求愛以上、告白未満@

あたかも自ら抱き付くかのような姿勢で靖貴に縋りついていた正和は、落ち着こうと小さく深呼吸をした。
何故こんな事になってしまったのか、それは数時間前に溯る。

夏休みも半分が過ぎた昼下がり、いつものように休日を満喫していた正和に靖貴が言ったのだ。
「なぁなぁ、まぁちゃん。花火見に行かん?」
そういう訳で、今俺たちは電車に揺られているのだが。
しかしと言うべきか、やっぱりと言うべきか…。電車はぎゅうぎゅうと押し潰されそうな程の人で混雑していて、人混みに押される形で靖貴の身体にぴったりと抱き付いてしまったのだ。

「まぁちゃん大丈夫?苦しぃない?」
気遣うように尋ねた靖貴の声は、彼の肩に頭を預けてしまっている自分の耳元に囁きかけるようで、鼓膜から身体中に緊張に似た震えが走る。
「だ、いじょうぶ…」
何とか返事をしたものの、鼓膜をくすぐるような彼の声は非常に甘くて、ドクドクと音が聞こえてしまいそうなほど胸が激しく早鐘を打つ。
「顔真っ赤やん、ほんとに平気なん?」
更に追い討ちをかけるかのように尋ねる彼の声が耳朶をくすぐり、靖貴の声は正和の身を震わせた。

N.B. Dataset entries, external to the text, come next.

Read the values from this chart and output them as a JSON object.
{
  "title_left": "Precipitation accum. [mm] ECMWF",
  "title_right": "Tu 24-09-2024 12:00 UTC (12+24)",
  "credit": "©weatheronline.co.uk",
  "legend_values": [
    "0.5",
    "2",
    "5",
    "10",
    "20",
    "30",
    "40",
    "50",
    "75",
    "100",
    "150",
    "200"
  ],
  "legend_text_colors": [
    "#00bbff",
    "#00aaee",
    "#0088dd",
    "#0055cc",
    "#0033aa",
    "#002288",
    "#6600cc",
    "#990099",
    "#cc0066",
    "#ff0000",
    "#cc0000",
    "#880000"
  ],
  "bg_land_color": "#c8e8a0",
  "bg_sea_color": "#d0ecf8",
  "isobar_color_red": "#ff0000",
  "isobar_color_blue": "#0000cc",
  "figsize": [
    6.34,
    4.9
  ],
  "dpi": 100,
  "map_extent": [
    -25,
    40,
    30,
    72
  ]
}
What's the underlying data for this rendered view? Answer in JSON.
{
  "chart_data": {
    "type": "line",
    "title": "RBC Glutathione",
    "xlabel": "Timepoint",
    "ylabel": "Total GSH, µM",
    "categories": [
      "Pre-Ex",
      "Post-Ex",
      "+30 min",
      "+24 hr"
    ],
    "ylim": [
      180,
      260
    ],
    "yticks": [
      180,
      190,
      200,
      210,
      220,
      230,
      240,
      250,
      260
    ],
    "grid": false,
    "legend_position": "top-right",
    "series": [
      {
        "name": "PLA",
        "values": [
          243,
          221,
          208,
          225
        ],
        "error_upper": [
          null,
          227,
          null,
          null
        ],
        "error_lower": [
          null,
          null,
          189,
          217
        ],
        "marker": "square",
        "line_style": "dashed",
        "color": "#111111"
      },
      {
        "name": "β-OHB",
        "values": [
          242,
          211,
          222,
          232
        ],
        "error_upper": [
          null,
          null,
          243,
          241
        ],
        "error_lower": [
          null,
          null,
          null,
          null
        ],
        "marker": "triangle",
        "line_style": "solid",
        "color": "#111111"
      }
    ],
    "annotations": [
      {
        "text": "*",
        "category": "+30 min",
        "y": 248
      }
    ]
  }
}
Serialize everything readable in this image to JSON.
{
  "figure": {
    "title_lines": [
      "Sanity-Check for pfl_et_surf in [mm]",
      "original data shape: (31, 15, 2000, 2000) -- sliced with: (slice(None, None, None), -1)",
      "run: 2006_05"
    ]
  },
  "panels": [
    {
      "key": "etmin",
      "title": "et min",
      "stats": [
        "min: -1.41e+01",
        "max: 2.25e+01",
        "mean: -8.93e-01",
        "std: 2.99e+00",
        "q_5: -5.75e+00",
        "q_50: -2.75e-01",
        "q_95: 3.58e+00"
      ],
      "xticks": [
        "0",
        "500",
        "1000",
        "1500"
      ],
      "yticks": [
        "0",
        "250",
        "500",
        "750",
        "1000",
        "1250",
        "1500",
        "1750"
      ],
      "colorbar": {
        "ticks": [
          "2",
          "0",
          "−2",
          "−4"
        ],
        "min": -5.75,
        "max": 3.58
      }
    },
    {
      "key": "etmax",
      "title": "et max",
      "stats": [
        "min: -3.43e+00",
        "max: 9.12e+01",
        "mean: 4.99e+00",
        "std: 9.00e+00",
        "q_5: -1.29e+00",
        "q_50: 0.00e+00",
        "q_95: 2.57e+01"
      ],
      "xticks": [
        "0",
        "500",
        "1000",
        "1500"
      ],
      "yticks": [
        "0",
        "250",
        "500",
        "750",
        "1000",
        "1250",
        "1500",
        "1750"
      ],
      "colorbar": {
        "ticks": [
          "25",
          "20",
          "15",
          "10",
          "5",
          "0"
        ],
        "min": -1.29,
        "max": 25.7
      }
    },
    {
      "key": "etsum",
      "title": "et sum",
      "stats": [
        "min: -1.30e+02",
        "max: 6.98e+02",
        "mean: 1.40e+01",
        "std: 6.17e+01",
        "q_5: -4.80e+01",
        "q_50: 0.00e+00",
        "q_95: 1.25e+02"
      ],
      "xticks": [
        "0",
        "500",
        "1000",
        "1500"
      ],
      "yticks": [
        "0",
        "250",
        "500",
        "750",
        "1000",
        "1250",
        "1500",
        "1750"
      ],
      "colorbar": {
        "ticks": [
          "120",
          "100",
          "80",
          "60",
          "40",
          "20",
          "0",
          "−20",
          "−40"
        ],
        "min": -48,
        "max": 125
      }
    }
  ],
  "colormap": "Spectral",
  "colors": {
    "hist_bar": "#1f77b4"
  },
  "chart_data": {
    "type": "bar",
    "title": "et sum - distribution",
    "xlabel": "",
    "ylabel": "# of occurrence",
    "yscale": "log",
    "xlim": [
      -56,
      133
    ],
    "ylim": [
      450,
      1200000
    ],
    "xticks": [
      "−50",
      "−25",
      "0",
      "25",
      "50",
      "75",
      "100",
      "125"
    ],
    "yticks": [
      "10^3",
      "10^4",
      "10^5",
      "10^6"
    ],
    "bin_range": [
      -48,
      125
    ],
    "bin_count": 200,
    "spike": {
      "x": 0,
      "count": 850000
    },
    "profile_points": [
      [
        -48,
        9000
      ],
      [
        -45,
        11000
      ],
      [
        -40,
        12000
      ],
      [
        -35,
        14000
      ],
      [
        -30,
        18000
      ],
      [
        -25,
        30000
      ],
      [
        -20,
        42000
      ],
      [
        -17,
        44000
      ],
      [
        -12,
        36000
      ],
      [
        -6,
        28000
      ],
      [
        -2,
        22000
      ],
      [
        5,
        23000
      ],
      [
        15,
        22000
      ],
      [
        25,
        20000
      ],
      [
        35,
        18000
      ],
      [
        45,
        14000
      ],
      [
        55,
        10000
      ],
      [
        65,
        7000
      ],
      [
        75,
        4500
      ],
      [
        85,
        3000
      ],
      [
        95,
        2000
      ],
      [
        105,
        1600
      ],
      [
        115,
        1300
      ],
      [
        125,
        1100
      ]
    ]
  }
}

どうしてこんなに緊張するんだ。どうして、鼓動が早くなる…。
靖貴に囁かれるたび、背筋から甘い疼きが生まれてきて。もう自分の気持ちを誤魔化せそうにないな、と正和は半ば諦めの境地に立つと靖貴の身体に強く抱き付いた。

「狭くて疲れた…」
その言葉を隠れ蓑にし、抱き縋りながら想う。
この気持ちに気付いてくれれば良い…。
気付いて振り向いてくれたなら、どれだけ報われるだろう。

「しんどかったんやね、ごめん。もっと俺に凭れてええよ」
そう言うと腕を回して抱き寄せてくれる靖貴に、俺は一寸の隙も無い程ぴったりと身体を密着させた。

密着させた身体から、自分の鼓動の早鐘がお前に届けば良いのに。
靖貴が好きだと訴えるこの動悸に、気付いてくれ…。
言葉で伝える事が出来ない臆病な俺が出来る、これが最大の告白なのだから。